Pro-Palestinian accounts get suspended on social media platforms all the time. It shouldn't happen, but it does. We sometimes object, sometimes win, often lose, sometimes the suspensions and deletions are barely noticeable, and in other cases, such as this one, a pattern emerges that muddies the ground and makes it sink-able for everyone.
Palestinian Voices is an upcoming news outlet run by young people, that gives children and other youngsters a free platform to publish their stories — factual, fictional or otherwise. It's a new venture with a thousand learning curves yet to be swerved and dunams of space to hone unchartered skills in the search for professionalism and leadership. It's exciting to see it unfold.
Recently, not one, not two, but three members of the team have had their accounts destroyed. Twitter's waste disposal unit has been busy recently. One by one, these young, ambitious journalists and reporters working to bring us the news from Palestine are being forcibly taken from us; metaphorically — erased in the night.
And the outcry — is there one?
The act of silencing signifies terror: a fear of words, a fear of third person experience, a fear of the message and of its meaning. Dangerously, it undermines the fundamental vision that free speech, discussion and debate are tools to education and empowerment. Censorship undermines democracy.
Censorship is sinister
Punishing students for their speech robs our public debate of needed voices, says Sonja West — professor in First Amendment Law at the University of Georgia; it teaches children that censorship is acceptable. It isn't.
Ironically, in the beginning, sites such as Twitter and Facebook were built to give everyone a fair crack and importantly, an equal voice. Their collusion with the Israeli government has led them into a dark alley, trying to extinguish young people's words, seize their opinions, and gag their reports — the freely written, freely read and freely shared is no longer free, unless of course, it sings for Israel.
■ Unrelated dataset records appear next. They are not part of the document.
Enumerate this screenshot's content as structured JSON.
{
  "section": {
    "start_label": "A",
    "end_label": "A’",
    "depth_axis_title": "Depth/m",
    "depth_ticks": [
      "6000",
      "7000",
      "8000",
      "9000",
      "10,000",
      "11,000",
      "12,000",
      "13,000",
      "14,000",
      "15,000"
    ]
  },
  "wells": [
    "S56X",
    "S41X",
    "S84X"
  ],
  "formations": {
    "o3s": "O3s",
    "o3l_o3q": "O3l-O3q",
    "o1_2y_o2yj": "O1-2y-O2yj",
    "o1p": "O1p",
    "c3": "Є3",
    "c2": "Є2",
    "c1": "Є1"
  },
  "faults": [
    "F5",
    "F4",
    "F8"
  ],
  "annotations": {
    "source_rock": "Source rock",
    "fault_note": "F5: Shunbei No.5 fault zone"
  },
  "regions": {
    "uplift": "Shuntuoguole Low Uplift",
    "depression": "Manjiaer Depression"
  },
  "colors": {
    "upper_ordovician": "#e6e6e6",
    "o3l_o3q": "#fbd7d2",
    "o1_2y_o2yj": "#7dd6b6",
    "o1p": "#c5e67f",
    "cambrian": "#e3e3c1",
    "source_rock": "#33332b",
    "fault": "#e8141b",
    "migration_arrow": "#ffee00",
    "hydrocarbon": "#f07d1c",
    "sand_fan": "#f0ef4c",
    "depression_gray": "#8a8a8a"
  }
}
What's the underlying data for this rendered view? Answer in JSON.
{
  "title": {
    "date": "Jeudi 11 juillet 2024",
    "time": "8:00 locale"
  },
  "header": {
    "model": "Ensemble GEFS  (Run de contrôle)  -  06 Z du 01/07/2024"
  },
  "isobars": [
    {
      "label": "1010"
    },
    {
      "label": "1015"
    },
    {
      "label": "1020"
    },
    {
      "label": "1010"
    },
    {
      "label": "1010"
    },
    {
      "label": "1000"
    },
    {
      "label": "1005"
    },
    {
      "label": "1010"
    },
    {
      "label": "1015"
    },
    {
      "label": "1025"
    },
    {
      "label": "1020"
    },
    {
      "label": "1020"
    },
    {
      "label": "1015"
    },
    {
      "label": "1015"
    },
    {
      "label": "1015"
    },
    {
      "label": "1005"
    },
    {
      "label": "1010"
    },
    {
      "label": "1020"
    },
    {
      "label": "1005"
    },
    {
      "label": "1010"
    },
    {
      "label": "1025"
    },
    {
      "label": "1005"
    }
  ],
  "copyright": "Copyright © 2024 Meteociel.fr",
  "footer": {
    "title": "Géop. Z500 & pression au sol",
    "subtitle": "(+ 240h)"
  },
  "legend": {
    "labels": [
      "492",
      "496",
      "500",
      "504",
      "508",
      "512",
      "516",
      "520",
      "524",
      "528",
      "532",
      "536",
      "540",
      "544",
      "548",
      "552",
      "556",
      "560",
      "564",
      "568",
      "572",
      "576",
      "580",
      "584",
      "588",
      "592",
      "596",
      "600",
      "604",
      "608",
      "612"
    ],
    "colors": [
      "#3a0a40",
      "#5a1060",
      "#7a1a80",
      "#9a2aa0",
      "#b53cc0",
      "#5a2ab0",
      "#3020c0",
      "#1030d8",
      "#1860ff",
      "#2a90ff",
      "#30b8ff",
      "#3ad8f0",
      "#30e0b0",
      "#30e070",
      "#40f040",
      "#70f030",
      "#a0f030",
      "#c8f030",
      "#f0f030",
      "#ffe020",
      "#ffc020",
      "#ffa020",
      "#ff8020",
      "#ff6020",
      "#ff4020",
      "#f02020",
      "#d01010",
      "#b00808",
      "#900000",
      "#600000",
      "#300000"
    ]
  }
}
But where does the silencing come from? Who would agreeably work at the behest of Israel to decide who can and who can't write. Other young people? Middle-aged lobbyists sitting round a glass table scratching out the tongues of their teenage enemies? Censorship is indeed sinister.
For now, these accounts are gone. But they return — of course they do. In the face of adversity, Palestine and everything Palestinian, always returns.